Christmas in the MCU
The Christmas vibes are all over the marketing for this series, and two episodes in, it feels like one of those Die Hard vibes that just has Christmas in the background. The biggest advantage to a Christmas-themed show like this is the music that comes along with it, and Hawkeye uses that to perfection. There is something special about Christmas in New York, and this series seems to be capturing that essence throughout the first two episodes.
This also gives fans something they have not seen in the MCU Disney+ series yet: a clock. It was recently revealed that this series has six episodes covering six days leading up to Christmas. The first two episodes blend perfectly together where the end of Episode 1 is where Episode 2 picks up. Following that day-by-day story is a true tribute to the comic book run this is based on and makes for holiday hijinks to ensue.
Matt Fraction & David Aja
This series is heavily influenced by, arguably, one of the greatest comic-book runs of all time, Hawkeye, written by Matt Fraction, art by David Aja. The tone of this show is a perfect replica of the dry and witty dialogue in the comic book run. The production does a great job bringing the storytelling to life with, once again, great focus on the characters. Keeping this story so small has allowed director Rhys Thomas to let the audience get to live in this world with these characters, and that is the feeling you get when reading the comic.
The art styling of David Aja in Hawkeye is a marvel of contemporary visual storytelling. This show does a great job bringing that to live-action in both subtle and obvious ways. There is a motion graphics sequence pulled straight from the page to fill in the gap in the story with style and grace. Marvel Studios has made a name for credit sequence magic, and this is no different from the amazing source material in Hawkeye.
A Kevin Feige Production
One of the first things fans will see in the opening title sequence of this show is "A Kevin Feige Production." This is the first time in the MCU the leader of the pack, the president of Marvel Studios, Kevin Feige, has gotten this type of treatment. This show is a perfect capsule of what Feige has done for this universe and these characters. The ability to tell so many stories in so many different ways is what makes the MCU special, and, more than that, the ability to bring those stories together seamlessly.

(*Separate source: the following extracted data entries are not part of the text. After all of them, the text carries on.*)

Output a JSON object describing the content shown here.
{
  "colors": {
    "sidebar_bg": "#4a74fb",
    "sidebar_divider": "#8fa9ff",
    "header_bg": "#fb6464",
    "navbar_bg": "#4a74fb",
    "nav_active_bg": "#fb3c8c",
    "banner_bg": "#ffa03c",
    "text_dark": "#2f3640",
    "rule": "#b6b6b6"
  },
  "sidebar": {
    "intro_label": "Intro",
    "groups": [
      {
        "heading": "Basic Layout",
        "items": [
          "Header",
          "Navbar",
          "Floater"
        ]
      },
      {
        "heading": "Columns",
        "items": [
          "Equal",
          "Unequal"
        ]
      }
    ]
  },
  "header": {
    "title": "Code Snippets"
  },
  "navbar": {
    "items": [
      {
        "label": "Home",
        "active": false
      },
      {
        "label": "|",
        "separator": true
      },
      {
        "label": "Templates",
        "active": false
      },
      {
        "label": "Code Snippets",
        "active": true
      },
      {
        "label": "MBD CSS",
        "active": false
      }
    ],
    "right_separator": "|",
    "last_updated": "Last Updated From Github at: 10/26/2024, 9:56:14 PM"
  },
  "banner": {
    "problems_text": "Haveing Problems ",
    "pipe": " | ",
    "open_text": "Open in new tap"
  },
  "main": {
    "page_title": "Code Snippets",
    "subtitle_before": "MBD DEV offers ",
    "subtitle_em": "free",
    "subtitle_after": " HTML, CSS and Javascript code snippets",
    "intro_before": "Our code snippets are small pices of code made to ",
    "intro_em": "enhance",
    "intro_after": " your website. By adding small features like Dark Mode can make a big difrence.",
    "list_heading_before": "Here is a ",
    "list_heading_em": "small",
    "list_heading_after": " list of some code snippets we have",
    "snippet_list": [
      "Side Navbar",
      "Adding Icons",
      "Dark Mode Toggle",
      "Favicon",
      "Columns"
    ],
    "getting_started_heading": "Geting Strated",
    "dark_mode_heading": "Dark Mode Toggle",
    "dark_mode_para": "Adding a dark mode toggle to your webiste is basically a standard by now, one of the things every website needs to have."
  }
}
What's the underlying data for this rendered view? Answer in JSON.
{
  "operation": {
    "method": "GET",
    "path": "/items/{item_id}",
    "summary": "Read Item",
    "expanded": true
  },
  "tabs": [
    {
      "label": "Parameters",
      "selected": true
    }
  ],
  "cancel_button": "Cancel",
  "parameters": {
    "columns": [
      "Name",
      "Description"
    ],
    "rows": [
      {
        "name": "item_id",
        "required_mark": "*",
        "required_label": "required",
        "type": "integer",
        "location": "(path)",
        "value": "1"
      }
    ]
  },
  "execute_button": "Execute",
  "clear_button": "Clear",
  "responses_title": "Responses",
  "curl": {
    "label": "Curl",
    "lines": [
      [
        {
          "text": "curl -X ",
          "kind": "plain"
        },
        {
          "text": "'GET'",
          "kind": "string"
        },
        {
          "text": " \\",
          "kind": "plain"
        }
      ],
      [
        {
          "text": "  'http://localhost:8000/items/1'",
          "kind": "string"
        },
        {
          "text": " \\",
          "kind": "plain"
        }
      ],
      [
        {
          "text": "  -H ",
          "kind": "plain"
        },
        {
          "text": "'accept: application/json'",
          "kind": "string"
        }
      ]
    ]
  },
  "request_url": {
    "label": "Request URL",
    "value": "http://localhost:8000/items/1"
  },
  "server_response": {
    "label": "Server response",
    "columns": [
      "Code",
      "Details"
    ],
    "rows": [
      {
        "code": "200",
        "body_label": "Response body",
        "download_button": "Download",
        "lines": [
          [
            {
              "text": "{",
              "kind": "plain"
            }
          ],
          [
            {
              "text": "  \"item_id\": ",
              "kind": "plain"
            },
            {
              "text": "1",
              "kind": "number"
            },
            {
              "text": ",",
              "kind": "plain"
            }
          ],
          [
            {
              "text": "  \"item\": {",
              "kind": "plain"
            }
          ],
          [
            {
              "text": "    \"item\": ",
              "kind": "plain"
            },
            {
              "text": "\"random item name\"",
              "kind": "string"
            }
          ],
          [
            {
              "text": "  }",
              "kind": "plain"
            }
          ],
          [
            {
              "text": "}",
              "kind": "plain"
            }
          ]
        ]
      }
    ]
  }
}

Hawkeye is a product of world-building, allowing Clint Barton to be the seasoned Avenger and Kate Bishop to be the rookie class simultaneously. It is because of the universe built around them that a small story feels so important. And that is truly a Kevin Feige production.
Hawkeye Hits Its Mark
From the style and tone to the characters and dialogue, this show has everything fans can want out of a Hawkeye series. It is time spent with a character they have known for a decade and an introduction of a character that will soon be everyone's favorite hero. It's all wrapped in a charming, mysterious, and grounded story that will keep fans both on the edge of their seat and sitting back satisfied.
Hawkeye is both a tribute and a launching-off point, and two episodes in, it is already hitting its target.